Vco in balia del referendum

Dal destino dell'ospedale di Ornavasso al Tribunale di Verbania. L'annessione alla Lombardia presenta una serie di rischi di cui nessuno aveva tenuto conto. E ora il comitato promotore pare politicamente sempre più isolato

“Un referendum emozionale”, indetto sull’onda di una non meglio definita voglia di secessione che ora rischia di rimanere impantanato su questioni prettamente prosaiche. Non ci sono i soldi per organizzare la consultazione popolare e chiedere ai cittadini del Verbano Cusio Ossola la loro opinione sul trasloco in Lombardia e pure dal punto di vista politico iniziano a manifestarsi, sempre meno sotterraneamente, non poche resistenze.

La stima di 400mila euro fatta dal comitato promotore guidato dall’ex parlamentare berlusconiano, ora leghista Valter Zanetta sembra fin troppo ottimistica, poiché secondo il deputato verbanese Enrico Borghi (Pd) “non tiene conto degli straordinari che vengono richiesti ai dipendenti dei Comuni”. Insomma, un bel pasticcio. Un cortocircuito politico-istituzionale in cui è pienamente coinvolto pure il Viminale di Matteo Salvini, giacché è stato il governo a indire il referendum per il 21 ottobre e “ora deve garantire ai cittadini la possibilità di esprimersi”. Come? La norma prevede che siano gli enti locali promotori a mettere a disposizione le risorse per necessarie, ma la Provincia, dopo i tagli dello stato centrale e con un bilancio deficitario non ha i soldi. Anche il presidente Stefano Costa, dopo aver prospettato la possibilità di attingere al fondo di riserva, è tornato sui suoi passi e molti Comuni, cui era stato chiesto di anticipare di tasca propria, hanno già risposto marameo, compreso il capoluogo Verbania.

Il problema è finanziario, ma anche politico. La Lega, che a lungo ha soffiato sul fuoco della secessione verbanese ora pare decisamente più prudente e pure Zanetta, principale sostenitore del trasferimento in Lombardia (e neo leghista dopo una carriera politica tra Dc e Forza Italia) pare che da giorni trovi i cellulari di Salvini e Riccardo Molinari irraggiungibili. “Mi chiedo come mai il Ministero dell'Interno abbia indetto il referendum e poi se n’è lavato le mani in modo pilatesco” prosegue Borghi.

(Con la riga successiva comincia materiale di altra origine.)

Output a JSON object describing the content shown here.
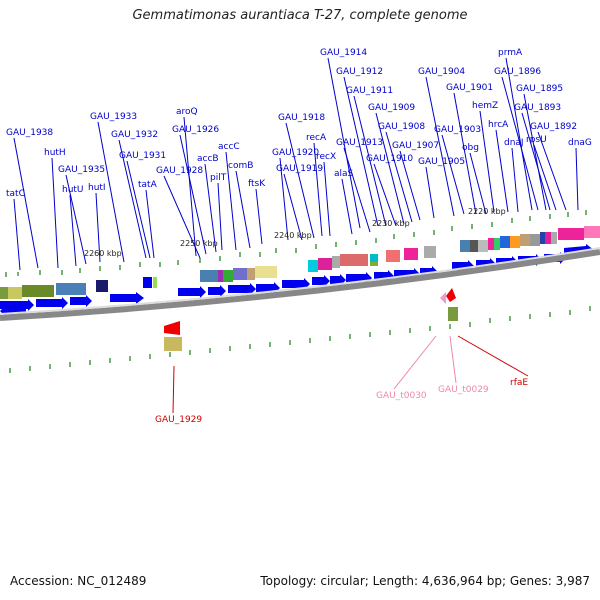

Ma perché in tanti stanno tirando i remi in barca? Difficile comprendere questo dedalo in cui si intersecano dinamiche territoriali e nazionali. Prendiamo per esempio l’investimento programmato dalla Regione Piemonte per la realizzazione del nuovo ospedale di Ornavasso: in caso di trasferimento è evidente che quest'onere spetterebbe alla Lombardia, ma anche questa eventualità non è affatto pacifica. E se il nosocomio, pensato per servire proprio il distretto del Vco, non si dovesse più realizzare è presumibile che per una questione di vicinanza geografica molti verbanesi (che intanto sono diventati lombardi) andrebbero a curarsi nella nuova Città della Salute di Novara aumentando la mobilità passiva dalla Lombardia. Un altro esempio riguarda il tribunale di Verbania, salvato dall’ultima riorganizzazione della geografia giudiziaria messa in atto dal precedente governo, ampliandone l’area di influenza anche ai Comuni più a Nord della provincia di Novara. Con il trasferimento in Lombardia rischia di non avere più i numeri per rimanere aperto. Che il governatore Attilio Fontana (e non solo) stia iniziando a rendersi conto di questi effetti collaterali? “Sono imbarazzato per loro – conclude Borghi –. C’è un comitato promotore che ha voluto questo referendum senza aprire un vero negoziato con la Regione Piemonte, cioè senza entrare seriamente nel merito delle questioni e ora tanti nodi stanno venendo al pettine”.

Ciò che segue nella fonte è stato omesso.